Sono stati assolti con formula piena i tre ex consulenti dell’Ittierre additati come gli autori di una presunta truffa da 10milioni di euro. La Corte d’Appello di Campobasso, presieduta dal giudice Rocito, ha riformato la sentenza emessa dal tribunale di Isernia il 12 ottobre del 2016, annullando la condanna degli imputati e smontando completamente l’impianto accusatorio costruito dalla Procura della Repubblica pentra.
Francesco Pierelli, titolare della ‘Dual Band Confezioni’, nota società umbra di rilevanza nazionale, assistita dall’avvocato Giuseppe Scafuro del foro di Napoli, Massimo Pinelli, che all’epoca dei fatti era il responsabile del settore maglieria dell’Ittierre, assistito dall’avvocato Fabio Milano, e Carlo Manuppella, assistito dall’avvocato Carmine Biasiello sono stati assolti perché il fatto non sussiste.
I tre ormai ex imputati erano finiti al centro di un’inchiesta della Guardia di Finanza incentrata su un presunto giro di fatture false, con cui due dipendenti e alcune società sempre del settore tessile che avevano rapporti con Ittierre, avrebbero imbastito un sistema truffaldino. In primo grado vennero condannati tre dei complessivi sei imputati e solo per tre capi d’accusa degli iniziali otto formulati.
Ora la Corte d’Appello ha ribaltato tutto.
«La vicenda processuale che nel corso degli anni più volte era balzata agli onori della cronaca giudiziaria come la maxi truffa ai danni della Ittiere – il commento del legale Scafuro -, che dipingeva ingiustamente gli imputati come artefici del fallimento del colosso tessile italiano, si è finalmente conclusa innanzi la Sezione penale della Corte di Appello di Campobasso che, con una ‘mirabile decisione’, ha assolto gli imputati con la formula più ampia. Finalmente un giudizio equo ha chiarito la vicenda sorta dalla denuncia del Bianchi che ha causato un lungo iter processuale, costi per la collettività e pregiudizi di immagine agli imputati che hanno accolto con commozione la lettura del dispositivo».
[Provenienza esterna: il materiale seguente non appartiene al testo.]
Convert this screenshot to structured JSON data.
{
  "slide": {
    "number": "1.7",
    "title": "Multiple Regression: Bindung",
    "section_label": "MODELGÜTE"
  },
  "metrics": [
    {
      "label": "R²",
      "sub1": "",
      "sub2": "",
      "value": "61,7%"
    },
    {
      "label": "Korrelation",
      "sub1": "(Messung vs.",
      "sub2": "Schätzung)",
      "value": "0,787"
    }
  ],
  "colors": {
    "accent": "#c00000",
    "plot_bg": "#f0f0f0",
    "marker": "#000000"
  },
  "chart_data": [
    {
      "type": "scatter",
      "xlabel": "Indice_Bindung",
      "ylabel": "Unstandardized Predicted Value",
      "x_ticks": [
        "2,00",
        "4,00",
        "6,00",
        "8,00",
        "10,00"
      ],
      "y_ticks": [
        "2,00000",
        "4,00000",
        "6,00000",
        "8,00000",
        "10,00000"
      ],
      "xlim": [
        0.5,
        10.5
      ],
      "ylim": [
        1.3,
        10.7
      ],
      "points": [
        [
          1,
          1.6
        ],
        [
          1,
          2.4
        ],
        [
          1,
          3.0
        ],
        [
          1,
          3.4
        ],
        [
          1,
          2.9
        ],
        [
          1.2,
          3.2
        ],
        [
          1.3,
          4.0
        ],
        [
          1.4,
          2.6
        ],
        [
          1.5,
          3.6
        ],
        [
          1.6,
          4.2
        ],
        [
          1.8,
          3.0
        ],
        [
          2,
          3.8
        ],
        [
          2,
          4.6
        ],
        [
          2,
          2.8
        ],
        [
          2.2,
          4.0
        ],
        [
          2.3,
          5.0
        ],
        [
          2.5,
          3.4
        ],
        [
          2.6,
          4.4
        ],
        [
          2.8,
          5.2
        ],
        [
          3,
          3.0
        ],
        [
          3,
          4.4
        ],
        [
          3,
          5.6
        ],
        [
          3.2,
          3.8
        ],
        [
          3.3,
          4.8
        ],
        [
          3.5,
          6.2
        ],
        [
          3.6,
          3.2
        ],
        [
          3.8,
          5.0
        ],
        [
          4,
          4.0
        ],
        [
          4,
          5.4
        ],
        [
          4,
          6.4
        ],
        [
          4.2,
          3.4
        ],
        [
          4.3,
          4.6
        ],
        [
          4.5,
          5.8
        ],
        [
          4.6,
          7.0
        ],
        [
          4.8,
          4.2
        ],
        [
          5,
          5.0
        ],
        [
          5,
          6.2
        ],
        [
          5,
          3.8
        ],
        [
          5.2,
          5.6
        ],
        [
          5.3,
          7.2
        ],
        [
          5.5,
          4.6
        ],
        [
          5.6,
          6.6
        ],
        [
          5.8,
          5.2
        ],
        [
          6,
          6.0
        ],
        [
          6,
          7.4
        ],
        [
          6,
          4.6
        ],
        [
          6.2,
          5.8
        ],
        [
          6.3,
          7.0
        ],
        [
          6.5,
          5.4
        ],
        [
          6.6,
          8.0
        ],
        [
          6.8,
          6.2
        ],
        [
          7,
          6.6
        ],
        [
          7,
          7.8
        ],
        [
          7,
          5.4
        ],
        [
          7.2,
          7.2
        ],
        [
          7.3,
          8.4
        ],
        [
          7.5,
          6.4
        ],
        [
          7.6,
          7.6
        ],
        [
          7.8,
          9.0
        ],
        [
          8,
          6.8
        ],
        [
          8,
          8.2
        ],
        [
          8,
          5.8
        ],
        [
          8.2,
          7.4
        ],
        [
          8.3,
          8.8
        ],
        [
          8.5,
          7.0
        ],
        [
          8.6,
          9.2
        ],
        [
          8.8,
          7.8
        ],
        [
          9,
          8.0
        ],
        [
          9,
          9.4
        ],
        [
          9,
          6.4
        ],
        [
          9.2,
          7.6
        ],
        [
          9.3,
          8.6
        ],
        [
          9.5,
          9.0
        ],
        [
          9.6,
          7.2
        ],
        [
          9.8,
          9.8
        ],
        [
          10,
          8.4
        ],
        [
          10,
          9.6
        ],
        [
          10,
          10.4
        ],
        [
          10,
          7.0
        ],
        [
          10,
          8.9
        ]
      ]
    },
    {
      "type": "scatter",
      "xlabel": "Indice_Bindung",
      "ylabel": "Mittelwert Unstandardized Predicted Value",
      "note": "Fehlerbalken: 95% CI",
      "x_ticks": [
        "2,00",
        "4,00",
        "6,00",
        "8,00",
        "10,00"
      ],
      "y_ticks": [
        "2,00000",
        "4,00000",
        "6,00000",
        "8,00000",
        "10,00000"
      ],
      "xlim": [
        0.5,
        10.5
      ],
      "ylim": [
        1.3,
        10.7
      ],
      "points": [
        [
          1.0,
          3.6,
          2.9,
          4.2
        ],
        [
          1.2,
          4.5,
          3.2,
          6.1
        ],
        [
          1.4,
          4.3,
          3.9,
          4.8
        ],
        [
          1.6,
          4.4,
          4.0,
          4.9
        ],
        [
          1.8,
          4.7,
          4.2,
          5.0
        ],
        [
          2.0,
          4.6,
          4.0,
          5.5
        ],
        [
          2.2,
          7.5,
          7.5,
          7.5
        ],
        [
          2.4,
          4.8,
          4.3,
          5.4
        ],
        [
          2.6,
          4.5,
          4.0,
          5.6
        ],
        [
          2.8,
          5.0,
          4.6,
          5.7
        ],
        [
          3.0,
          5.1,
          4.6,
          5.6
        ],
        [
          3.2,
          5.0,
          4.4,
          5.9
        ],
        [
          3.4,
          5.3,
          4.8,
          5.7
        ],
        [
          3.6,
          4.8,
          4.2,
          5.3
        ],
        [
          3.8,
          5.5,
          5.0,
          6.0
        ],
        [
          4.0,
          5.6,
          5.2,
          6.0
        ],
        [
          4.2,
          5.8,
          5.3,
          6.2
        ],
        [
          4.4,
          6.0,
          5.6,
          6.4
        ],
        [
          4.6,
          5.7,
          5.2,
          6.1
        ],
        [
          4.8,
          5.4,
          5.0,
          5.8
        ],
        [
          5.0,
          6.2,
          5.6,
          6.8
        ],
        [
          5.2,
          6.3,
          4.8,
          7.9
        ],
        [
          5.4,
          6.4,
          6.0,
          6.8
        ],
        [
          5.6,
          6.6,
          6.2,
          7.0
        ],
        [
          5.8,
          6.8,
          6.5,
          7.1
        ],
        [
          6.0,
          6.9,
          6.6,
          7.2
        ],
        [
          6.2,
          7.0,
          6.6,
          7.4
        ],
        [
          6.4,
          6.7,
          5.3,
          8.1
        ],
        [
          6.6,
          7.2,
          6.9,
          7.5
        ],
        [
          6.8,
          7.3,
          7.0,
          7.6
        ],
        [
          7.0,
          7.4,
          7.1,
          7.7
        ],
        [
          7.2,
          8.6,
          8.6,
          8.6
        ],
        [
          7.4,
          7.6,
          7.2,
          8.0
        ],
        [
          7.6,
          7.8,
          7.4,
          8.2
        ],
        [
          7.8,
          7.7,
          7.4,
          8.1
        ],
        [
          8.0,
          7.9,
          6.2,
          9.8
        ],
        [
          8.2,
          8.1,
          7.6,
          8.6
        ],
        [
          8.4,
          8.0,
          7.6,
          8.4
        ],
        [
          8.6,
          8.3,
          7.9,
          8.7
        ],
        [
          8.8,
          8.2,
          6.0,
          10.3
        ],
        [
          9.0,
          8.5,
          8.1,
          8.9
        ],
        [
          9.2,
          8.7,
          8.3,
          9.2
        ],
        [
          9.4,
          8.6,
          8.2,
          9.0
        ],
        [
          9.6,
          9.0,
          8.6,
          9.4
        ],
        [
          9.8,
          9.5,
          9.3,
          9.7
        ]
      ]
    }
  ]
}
«Questa è una sentenza che dà una speranza alla riabilitazione delle persone coinvolte – le parole dell’avvocato Milano, difensore di Pinelli -. Massimo Pinelli ha dovuto affrontare disavventure serie che hanno avuto effetti su tutta la sua famiglia. La Corte d’Appello di Campobasso ha finalmente fatto luce su una triste vicenda relativa alla ‘fine’ dell’Ittierre e ha messo a nudo il vero colpevole del fallimento dell’azienda, scagionando coloro che erano stati indicati come capri espiatori. Leggeremo le motivazioni per avere la conferma che gli imputati hanno avuto il riconoscimento della loro estraneità a questa presunta truffa ai danni dell’azienda molisana».